Stockholders Empowerment Services (SES), a proxy advisory firm run by Securities and Exchange Board of India’s former executive director,
J N Gupta, says the offer is yet to be triggered under the Takeover Regulations and the price of Rs 1,440 will have to be revised.
The share price of USL has rallied nearly 50 per cent from the Diageo acquisition price of Rs 1,440 to touch a high of Rs 2,149 on the stock exchanges on November 29. If the open offer price is revised after the recent rally in the share price, the acquisition cost for Diageo would rise. There is a clause in the deal which gives the UK company the first right to withdraw from the deal, say legal experts.

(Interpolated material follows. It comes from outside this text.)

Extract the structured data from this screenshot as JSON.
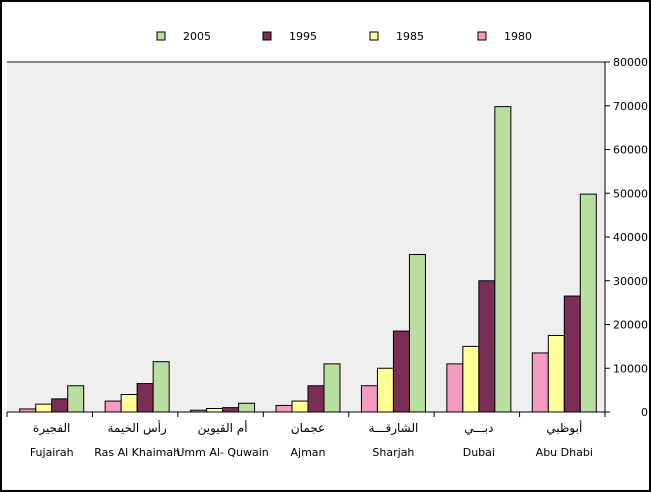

Diageo, the world's largest spirits maker, agreed to pick up a majority stake in the Vijay Mallya group’s USL through a multi-structured deal. In a joint statement in November, Diageo said it entered into an agreement with United Breweries Holdings Ltd (UBHL) and USL to acquire 27.4 per cent stake in the latter at Rs 1,440 per share.

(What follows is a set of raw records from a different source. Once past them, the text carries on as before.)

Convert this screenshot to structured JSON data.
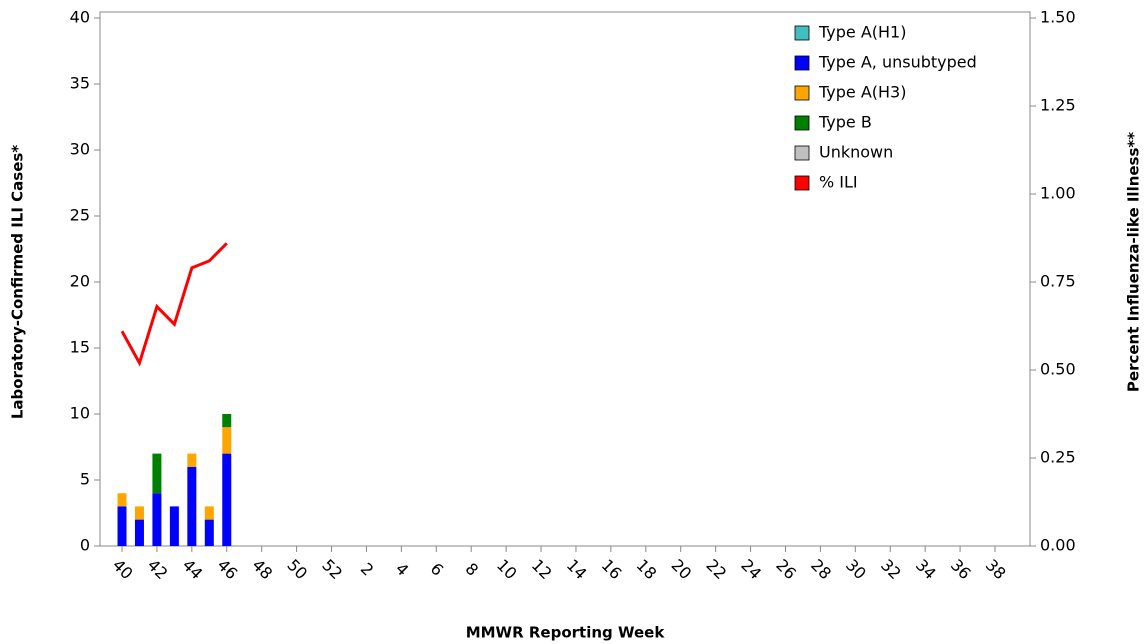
{
  "chart_data": {
    "type": "bar",
    "stacked": true,
    "x_label": "MMWR Reporting Week",
    "y_label": "Laboratory-Confirmed ILI Cases*",
    "y2_label": "Percent Influenza-like Illness**",
    "categories": [
      "40",
      null,
      "42",
      null,
      "44",
      null,
      "46",
      null,
      "48",
      null,
      "50",
      null,
      "52",
      null,
      "2",
      null,
      "4",
      null,
      "6",
      null,
      "8",
      null,
      "10",
      null,
      "12",
      null,
      "14",
      null,
      "16",
      null,
      "18",
      null,
      "20",
      null,
      "22",
      null,
      "24",
      null,
      "26",
      null,
      "28",
      null,
      "30",
      null,
      "32",
      null,
      "34",
      null,
      "36",
      null,
      "38",
      null
    ],
    "ylim": [
      0,
      40
    ],
    "yticks": [
      0,
      5,
      10,
      15,
      20,
      25,
      30,
      35,
      40
    ],
    "y2lim": [
      0,
      1.5
    ],
    "y2ticks": [
      {
        "value": 0,
        "label": "0.00"
      },
      {
        "value": 0.25,
        "label": "0.25"
      },
      {
        "value": 0.5,
        "label": "0.50"
      },
      {
        "value": 0.75,
        "label": "0.75"
      },
      {
        "value": 1,
        "label": "1.00"
      },
      {
        "value": 1.25,
        "label": "1.25"
      },
      {
        "value": 1.5,
        "label": "1.50"
      }
    ],
    "legend": "top-right",
    "series": [
      {
        "name": "Type A(H1)",
        "color": "#3fbfbf",
        "values": [
          0,
          0,
          0,
          0,
          0,
          0,
          0,
          null,
          null,
          null,
          null,
          null,
          null,
          null,
          null,
          null,
          null,
          null,
          null,
          null,
          null,
          null,
          null,
          null,
          null,
          null,
          null,
          null,
          null,
          null,
          null,
          null,
          null,
          null,
          null,
          null,
          null,
          null,
          null,
          null,
          null,
          null,
          null,
          null,
          null,
          null,
          null,
          null,
          null,
          null,
          null,
          null
        ]
      },
      {
        "name": "Type A, unsubtyped",
        "color": "#0000ff",
        "values": [
          3,
          2,
          4,
          3,
          6,
          2,
          7,
          null,
          null,
          null,
          null,
          null,
          null,
          null,
          null,
          null,
          null,
          null,
          null,
          null,
          null,
          null,
          null,
          null,
          null,
          null,
          null,
          null,
          null,
          null,
          null,
          null,
          null,
          null,
          null,
          null,
          null,
          null,
          null,
          null,
          null,
          null,
          null,
          null,
          null,
          null,
          null,
          null,
          null,
          null,
          null,
          null
        ]
      },
      {
        "name": "Type A(H3)",
        "color": "#ffa500",
        "values": [
          1,
          1,
          0,
          0,
          1,
          1,
          2,
          null,
          null,
          null,
          null,
          null,
          null,
          null,
          null,
          null,
          null,
          null,
          null,
          null,
          null,
          null,
          null,
          null,
          null,
          null,
          null,
          null,
          null,
          null,
          null,
          null,
          null,
          null,
          null,
          null,
          null,
          null,
          null,
          null,
          null,
          null,
          null,
          null,
          null,
          null,
          null,
          null,
          null,
          null,
          null,
          null
        ]
      },
      {
        "name": "Type B",
        "color": "#008000",
        "values": [
          0,
          0,
          3,
          0,
          0,
          0,
          1,
          null,
          null,
          null,
          null,
          null,
          null,
          null,
          null,
          null,
          null,
          null,
          null,
          null,
          null,
          null,
          null,
          null,
          null,
          null,
          null,
          null,
          null,
          null,
          null,
          null,
          null,
          null,
          null,
          null,
          null,
          null,
          null,
          null,
          null,
          null,
          null,
          null,
          null,
          null,
          null,
          null,
          null,
          null,
          null,
          null
        ]
      },
      {
        "name": "Unknown",
        "color": "#c0c0c0",
        "values": [
          0,
          0,
          0,
          0,
          0,
          0,
          0,
          null,
          null,
          null,
          null,
          null,
          null,
          null,
          null,
          null,
          null,
          null,
          null,
          null,
          null,
          null,
          null,
          null,
          null,
          null,
          null,
          null,
          null,
          null,
          null,
          null,
          null,
          null,
          null,
          null,
          null,
          null,
          null,
          null,
          null,
          null,
          null,
          null,
          null,
          null,
          null,
          null,
          null,
          null,
          null,
          null
        ]
      },
      {
        "name": "% ILI",
        "color": "#ff0000",
        "type": "line",
        "axis": "y2",
        "values": [
          0.61,
          0.52,
          0.68,
          0.63,
          0.79,
          0.81,
          0.86,
          null,
          null,
          null,
          null,
          null,
          null,
          null,
          null,
          null,
          null,
          null,
          null,
          null,
          null,
          null,
          null,
          null,
          null,
          null,
          null,
          null,
          null,
          null,
          null,
          null,
          null,
          null,
          null,
          null,
          null,
          null,
          null,
          null,
          null,
          null,
          null,
          null,
          null,
          null,
          null,
          null,
          null,
          null,
          null,
          null
        ]
      }
    ]
  }
}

According to the announcement, Diageo will acquire 19.3 per cent stake in USL from UBHL group. Diageo will further seek approval from USL shareholders for a preferential allotment at Rs 1,440 per share of new shares amounting to 10 per cent of the post-issue enlarged share capital of USL. Thus, it is only after the preferential allotment that Diageo’s stake in USL will cross 25 per cent, which is the trigger for the open offer according to rules.
“In the case of Diageo-USL deal, as of now, there is no preferential offer. It is only in the air. It is a mockery of the Takeover Code to trigger open offers based on contingent contracts or transfer of control for four years. The open offer by Diageo is not in conformity with the Takeover Code and is misleading,” SES said in its report.

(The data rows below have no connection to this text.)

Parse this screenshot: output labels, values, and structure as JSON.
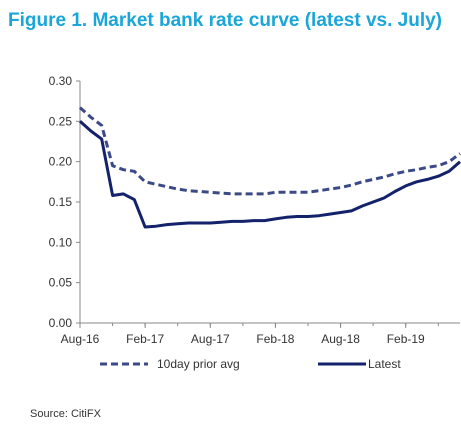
{
  "figure": {
    "title": "Figure 1. Market bank rate curve (latest vs. July)",
    "source": "Source: CitiFX"
  },
  "colors": {
    "title": "#1aa6d8",
    "prior_series": "#3b4a86",
    "latest_series": "#13226b",
    "axis": "#888888"
  },
  "chart_data": {
    "type": "line",
    "title": "Figure 1. Market bank rate curve (latest vs. July)",
    "xlabel": "",
    "ylabel": "",
    "x_ticks": [
      "Aug-16",
      "Feb-17",
      "Aug-17",
      "Feb-18",
      "Aug-18",
      "Feb-19"
    ],
    "ylim": [
      0,
      0.3
    ],
    "y_ticks": [
      "0.00",
      "0.05",
      "0.10",
      "0.15",
      "0.20",
      "0.25",
      "0.30"
    ],
    "grid": false,
    "legend": "bottom",
    "x": [
      "Aug-16",
      "Sep-16",
      "Oct-16",
      "Nov-16",
      "Dec-16",
      "Jan-17",
      "Feb-17",
      "Mar-17",
      "Apr-17",
      "May-17",
      "Jun-17",
      "Jul-17",
      "Aug-17",
      "Sep-17",
      "Oct-17",
      "Nov-17",
      "Dec-17",
      "Jan-18",
      "Feb-18",
      "Mar-18",
      "Apr-18",
      "May-18",
      "Jun-18",
      "Jul-18",
      "Aug-18",
      "Sep-18",
      "Oct-18",
      "Nov-18",
      "Dec-18",
      "Jan-19",
      "Feb-19",
      "Mar-19",
      "Apr-19",
      "May-19",
      "Jun-19",
      "Jul-19"
    ],
    "series": [
      {
        "name": "10day prior avg",
        "style": "dashed",
        "values": [
          0.267,
          0.255,
          0.245,
          0.195,
          0.19,
          0.188,
          0.175,
          0.172,
          0.169,
          0.166,
          0.164,
          0.163,
          0.162,
          0.161,
          0.16,
          0.16,
          0.16,
          0.16,
          0.162,
          0.162,
          0.162,
          0.162,
          0.164,
          0.166,
          0.168,
          0.171,
          0.175,
          0.178,
          0.181,
          0.185,
          0.188,
          0.19,
          0.193,
          0.195,
          0.2,
          0.21
        ]
      },
      {
        "name": "Latest",
        "style": "solid",
        "values": [
          0.25,
          0.238,
          0.228,
          0.158,
          0.16,
          0.153,
          0.119,
          0.12,
          0.122,
          0.123,
          0.124,
          0.124,
          0.124,
          0.125,
          0.126,
          0.126,
          0.127,
          0.127,
          0.129,
          0.131,
          0.132,
          0.132,
          0.133,
          0.135,
          0.137,
          0.139,
          0.145,
          0.15,
          0.155,
          0.163,
          0.17,
          0.175,
          0.178,
          0.182,
          0.188,
          0.2
        ]
      }
    ]
  }
}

J M Financial, the manager to the offer, had said that Diageo Plc will launch a mandatory share tender offer to buy up to 26 per cent additional stake in USL from the public between January 7 and 18, 2013.
J M Financial refused to comment on an email questionnaire sent by Business Standard, asking them to reply to the above question, on how the open offer was announced prematurely when it had not been triggered.
Acquisition of at least 25 per cent shares or voting rights in the target company triggers open offer under Regulation 3 of the Takeover Code. Experts say the open offer will be triggered only if preferential allotment to Diageo goes through. In such a case, public announcement of open offer is required to be made on the day on which the special resolution is passed by the shareholders of USL for allotment of shares. Preferential allotment to promoters requires shareholder approval.
Advocate M S Sahoo, former whole-time member with Sebi, said, “It is a serious matter and Sebi should take some decision on this quickly.”
However, Sahoo said Sebi mostly acts when someone raises questions with them directly.
SES believes since the USL share price has shot up sharply from Rs 1,440, the open offer may not be in conformity with regulation 8, specially regulation 8(2)(d) of Sebi’s Takeover Code. “And if the price is revised by Sebi, in the acquirer’s own words, the transaction may not materialise.”
According to the deal, if preferential allotment is not approved, Diageo has agreed to buy additional shares from UBHL to take it to the trigger point for open offer. But this part of the transaction would materialise only after failure of preferential allotment.
If a preferential issue and open offer do not succeed, Diageo would end with only 25.1 per cent voting rights. SES says the transaction has a few contingent agreements and if one agreement fails to achieve the desired result, another will be activated.
If USL does not approve the preferential issue, UBH will sell further shares to Diageo to increase Diageo’s holding to 25.1 per cent. If preferential issue and/or open offer do not succeed, UBH will vote in favour of Diageo in respect of the remaining holding. The contingent contract has only temporary effect on voting rights. UBH will vote for Diageo for four years only, thereby giving short-term control to Diageo, SES said.
SES draws attention to another interesting fact. The public announcement says, “Notwithstanding anything contained in the PAA, in the event that on account of the PAA, the offer price is revised (or is likely to be revised) upwards, pursuant to any order or direction of Sebi, the acquirer may elect not to subscribe to the preferential shares, in which event the acquirer shall, save in certain circumstances,not be eligible to acquire the additional shares under the SPA.”
This clause has the potential effect of limiting Diageo to have only 19.3 per cent shares in USL, if Diageo elects not to subscribe under the PAA and UBH refuses to sell additional shares, says SES.
Therefore, if Sebi was to revise the offer price, the trigger for open offer might not happen at all. This is strange, as the trigger for an open offer is supposed to be irreversible.